Un projet de loi voté mercredi soir à l’Assemblée nationale prévoit le fichage de 45 à 50 millions de Français, voire à long terme de toute la population française. L’objectif est de lutter contre l’usurpation d’identité, considérée comme « un véritable fléau » par le ministre de l’Intérieur, Claude Guéant. Cependant, le texte suscite les inquiétudes de certains parlementaires, en particulier au Sénat.
Mercredi soir, les députés réunis en petit comité ont adopté une proposition de loi prévoyant la création d’un vaste fichier permettant de répertorier les empreintes digitales de 45 à 50 millions de Français. Sur le long terme, ce dispositif biométrique pourrait être étendu à l’ensemble de la population française.
Le gouvernement a tenu à préciser que ce grand fichier d’empreintes digitales ne pourra être consulté que dans le but de retrouver une personne suspectée d’usurpation d’identité. Cependant, cette précision est loin de rassurer tout le monde. De nombreux parlementaires, en particulier au Sénat, s’opposent au fichage généralisé « des gens honnêtes ».
A ce sujet, le débat était particulièrement vif mercredi soir autour de ce texte, qui passait pour la troisième fois sur la table des députés. Les discussions se sont focalisées en particulier sur le « lien fort », qui permet de faire des comparaisons entre les données biométriques d’une personne avec l’ensemble des données stockées dans le fichier, et donc de mettre un nom sur une empreinte, quel qu’il soit son propriétaire.

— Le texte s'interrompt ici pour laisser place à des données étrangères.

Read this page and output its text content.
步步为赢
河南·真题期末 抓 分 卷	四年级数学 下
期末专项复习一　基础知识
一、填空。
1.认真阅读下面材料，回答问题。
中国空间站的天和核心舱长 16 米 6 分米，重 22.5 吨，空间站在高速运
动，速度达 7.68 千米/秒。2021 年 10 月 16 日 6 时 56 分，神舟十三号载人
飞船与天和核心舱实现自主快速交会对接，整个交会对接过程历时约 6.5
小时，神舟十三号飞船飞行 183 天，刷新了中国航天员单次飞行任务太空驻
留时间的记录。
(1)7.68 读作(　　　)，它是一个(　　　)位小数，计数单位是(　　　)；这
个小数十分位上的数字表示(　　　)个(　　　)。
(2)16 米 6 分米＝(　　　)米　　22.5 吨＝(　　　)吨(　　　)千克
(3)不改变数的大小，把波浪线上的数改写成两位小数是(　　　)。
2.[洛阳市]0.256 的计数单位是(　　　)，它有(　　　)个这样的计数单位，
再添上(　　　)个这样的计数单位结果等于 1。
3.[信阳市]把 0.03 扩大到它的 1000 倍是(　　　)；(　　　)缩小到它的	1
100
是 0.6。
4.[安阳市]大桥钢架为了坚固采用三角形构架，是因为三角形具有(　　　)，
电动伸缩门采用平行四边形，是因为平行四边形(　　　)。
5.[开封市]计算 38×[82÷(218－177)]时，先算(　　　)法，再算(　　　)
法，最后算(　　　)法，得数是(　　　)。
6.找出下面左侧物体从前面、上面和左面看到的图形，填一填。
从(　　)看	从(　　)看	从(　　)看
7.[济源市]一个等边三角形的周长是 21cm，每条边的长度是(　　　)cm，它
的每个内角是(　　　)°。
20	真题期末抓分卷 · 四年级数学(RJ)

Au sénat, la perspective de mettre en place un « lien faible » a été avancée par les élus de gauche comme de droite. Contrairement au « lien fort », celui-ci se limite à constater l’existence d’une usurpation d’identité, sans remonter à son auteur. En clair, les détracteurs du « lien fort » redoutent des dérives possibles, notamment des atteintes au respect des données personnelles des citoyens fichés.
Le rapporteur de la loi et sénateur UMP François Pillet, hostile au « lien fort », avait évoqué une « bombe à retardement pour les libertés publiques ». L’élu de la majorité s’oppose également à la création d’un « fichier des gens honnêtes ». Il craint que ce « lien fort » ne permette « aux services en charge de la lutte contre le terrorisme d’utiliser, pour leurs missions, le fichier central biométrique à des fins d’identification d’une personne par ses empreintes digitales hors de toute réquisition judiciaire, ce qui est contraire au droit en vigueur. »

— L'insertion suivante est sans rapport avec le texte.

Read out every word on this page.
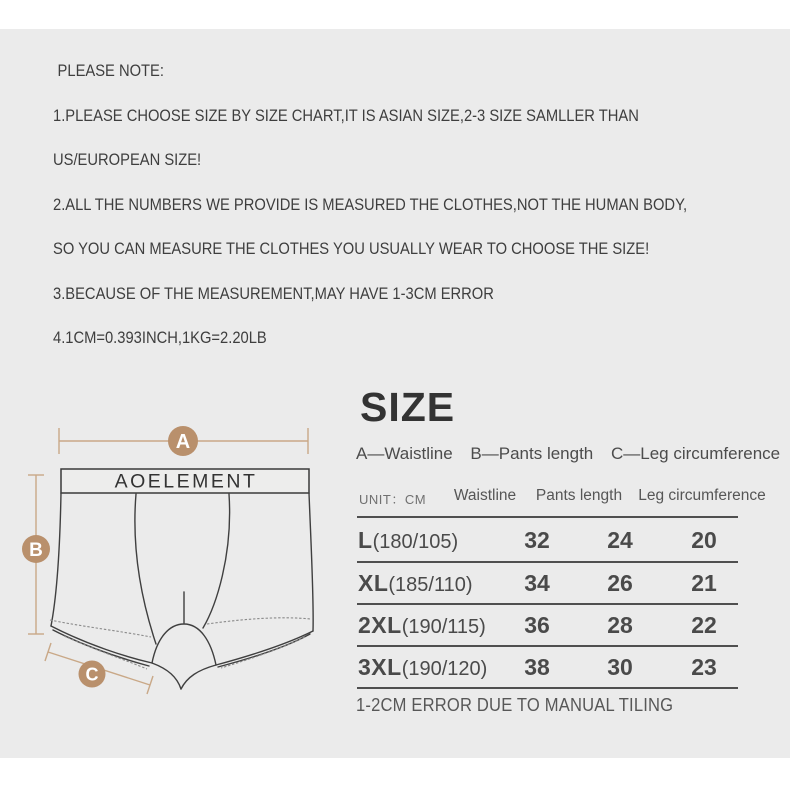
PLEASE NOTE:
1.PLEASE CHOOSE SIZE BY SIZE CHART,IT IS ASIAN SIZE,2-3 SIZE SAMLLER THAN
US/EUROPEAN SIZE!
2.ALL THE NUMBERS WE PROVIDE IS MEASURED THE CLOTHES,NOT THE HUMAN BODY,
SO YOU CAN MEASURE THE CLOTHES YOU USUALLY WEAR TO CHOOSE THE SIZE!
3.BECAUSE OF THE MEASUREMENT,MAY HAVE 1-3CM ERROR
4.1CM=0.393INCH,1KG=2.20LB
AOELEMENT
A
B
C
SIZE
A—Waistline B—Pants length C—Leg circumference
UNIT：CM	Waistline	Pants length	Leg circumference
L(180/105)	32	24	20
XL(185/110)	34	26	21
2XL(190/115)	36	28	22
3XL(190/120)	38	30	23
1-2CM ERROR DUE TO MANUAL TILING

« Aucun fichier n’est à l’abri, surtout en matière d’informatique, et surtout quand on parle de fichiers très lourds et donc très fragiles comme celui-ci », s’inquiète pour sa part le député Serge Blisko. L’élu socialiste redoute en particulier l’accès dans le fichier des « personnes mal intentionnées ». Et les risques seront d’autant plus élevés avec des conséquences plus graves lorsque l’on parviendra un jour à « un fichage généralisé de la population », estime-t-il.
D’autres parlementaires dénoncent une éventuelle généralisation pure et simple du fichage, ce qui est très possible au regard de ce qui a été fait avec le fichier des empreintes génétiques (FNAEG). Ce fichier, qui était conçu au départ pour ficher uniquement les criminels sexuels a été élargi avec le temps aux suspects de la majorité des crimes et délits.

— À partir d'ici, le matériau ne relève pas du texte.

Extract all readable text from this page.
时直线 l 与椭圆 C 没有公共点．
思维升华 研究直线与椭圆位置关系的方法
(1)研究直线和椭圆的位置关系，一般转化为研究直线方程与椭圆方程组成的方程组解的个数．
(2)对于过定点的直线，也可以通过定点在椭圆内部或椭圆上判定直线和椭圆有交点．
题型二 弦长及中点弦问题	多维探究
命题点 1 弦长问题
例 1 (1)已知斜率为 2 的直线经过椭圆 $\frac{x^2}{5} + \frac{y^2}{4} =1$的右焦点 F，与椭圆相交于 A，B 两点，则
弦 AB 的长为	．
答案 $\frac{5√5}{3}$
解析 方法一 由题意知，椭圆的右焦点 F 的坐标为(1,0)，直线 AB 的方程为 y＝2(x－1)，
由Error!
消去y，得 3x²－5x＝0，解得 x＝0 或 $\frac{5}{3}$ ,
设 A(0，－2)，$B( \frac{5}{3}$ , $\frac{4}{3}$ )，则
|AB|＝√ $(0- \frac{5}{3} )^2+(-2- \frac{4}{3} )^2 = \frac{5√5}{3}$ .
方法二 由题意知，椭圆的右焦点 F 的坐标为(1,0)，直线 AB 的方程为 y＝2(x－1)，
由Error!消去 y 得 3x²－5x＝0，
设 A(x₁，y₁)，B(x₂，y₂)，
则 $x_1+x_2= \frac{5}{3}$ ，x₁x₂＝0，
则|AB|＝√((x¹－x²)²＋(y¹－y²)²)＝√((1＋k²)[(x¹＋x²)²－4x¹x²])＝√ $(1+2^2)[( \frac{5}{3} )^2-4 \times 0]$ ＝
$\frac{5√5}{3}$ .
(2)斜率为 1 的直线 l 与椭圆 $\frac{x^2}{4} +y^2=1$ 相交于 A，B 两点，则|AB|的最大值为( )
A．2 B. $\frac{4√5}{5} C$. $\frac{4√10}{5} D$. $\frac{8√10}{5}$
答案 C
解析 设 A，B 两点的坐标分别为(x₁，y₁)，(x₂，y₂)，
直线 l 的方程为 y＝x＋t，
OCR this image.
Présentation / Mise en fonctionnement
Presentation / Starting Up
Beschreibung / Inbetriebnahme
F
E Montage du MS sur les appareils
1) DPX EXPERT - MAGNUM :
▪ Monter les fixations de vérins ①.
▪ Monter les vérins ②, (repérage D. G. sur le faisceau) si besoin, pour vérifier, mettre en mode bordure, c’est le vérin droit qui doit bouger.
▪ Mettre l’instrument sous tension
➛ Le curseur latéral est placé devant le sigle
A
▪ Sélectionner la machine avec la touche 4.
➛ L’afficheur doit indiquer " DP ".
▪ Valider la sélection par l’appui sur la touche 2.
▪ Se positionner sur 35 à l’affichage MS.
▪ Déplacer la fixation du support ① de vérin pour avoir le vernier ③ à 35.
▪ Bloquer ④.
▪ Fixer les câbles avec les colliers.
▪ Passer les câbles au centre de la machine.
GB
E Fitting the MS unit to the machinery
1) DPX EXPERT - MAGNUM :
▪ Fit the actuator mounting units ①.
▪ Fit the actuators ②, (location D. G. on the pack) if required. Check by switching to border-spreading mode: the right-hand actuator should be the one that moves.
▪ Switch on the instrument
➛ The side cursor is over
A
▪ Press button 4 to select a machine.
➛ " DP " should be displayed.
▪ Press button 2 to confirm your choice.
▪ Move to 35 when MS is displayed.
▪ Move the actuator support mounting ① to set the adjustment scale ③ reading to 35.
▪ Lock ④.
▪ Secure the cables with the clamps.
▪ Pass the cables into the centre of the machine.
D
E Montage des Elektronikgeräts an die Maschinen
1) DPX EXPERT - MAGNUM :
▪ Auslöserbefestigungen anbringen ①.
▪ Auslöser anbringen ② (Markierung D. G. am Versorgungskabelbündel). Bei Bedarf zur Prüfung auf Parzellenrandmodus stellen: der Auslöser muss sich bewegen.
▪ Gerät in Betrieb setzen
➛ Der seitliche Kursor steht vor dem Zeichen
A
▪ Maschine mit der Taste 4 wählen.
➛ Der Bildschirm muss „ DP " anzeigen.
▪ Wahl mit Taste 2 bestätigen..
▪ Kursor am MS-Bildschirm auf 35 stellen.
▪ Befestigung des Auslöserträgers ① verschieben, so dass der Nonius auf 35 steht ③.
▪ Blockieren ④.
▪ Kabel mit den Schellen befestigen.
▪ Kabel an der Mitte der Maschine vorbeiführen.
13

Mercredi soir, Claude Guéant qui était présent au moment du vote n’a pas donné grande importance à toutes ces inquiétudes. Pour lui, l’efficacité l’emporte sur la prudence. « Puisque nous avons les moyens techniques pour identifier l’usurpateur, utilisons-les », affirme-t-il.
Le projet de loi sera de nouveau débattu devant le Sénat courant février, et l’Assemblée nationale devrait l’adopter définitivement en quatrième lecture avant son entrée en vigueur. « Sauf s’il y a censure du Conseil constitutionnel », précise le député socialiste Serge Blisko.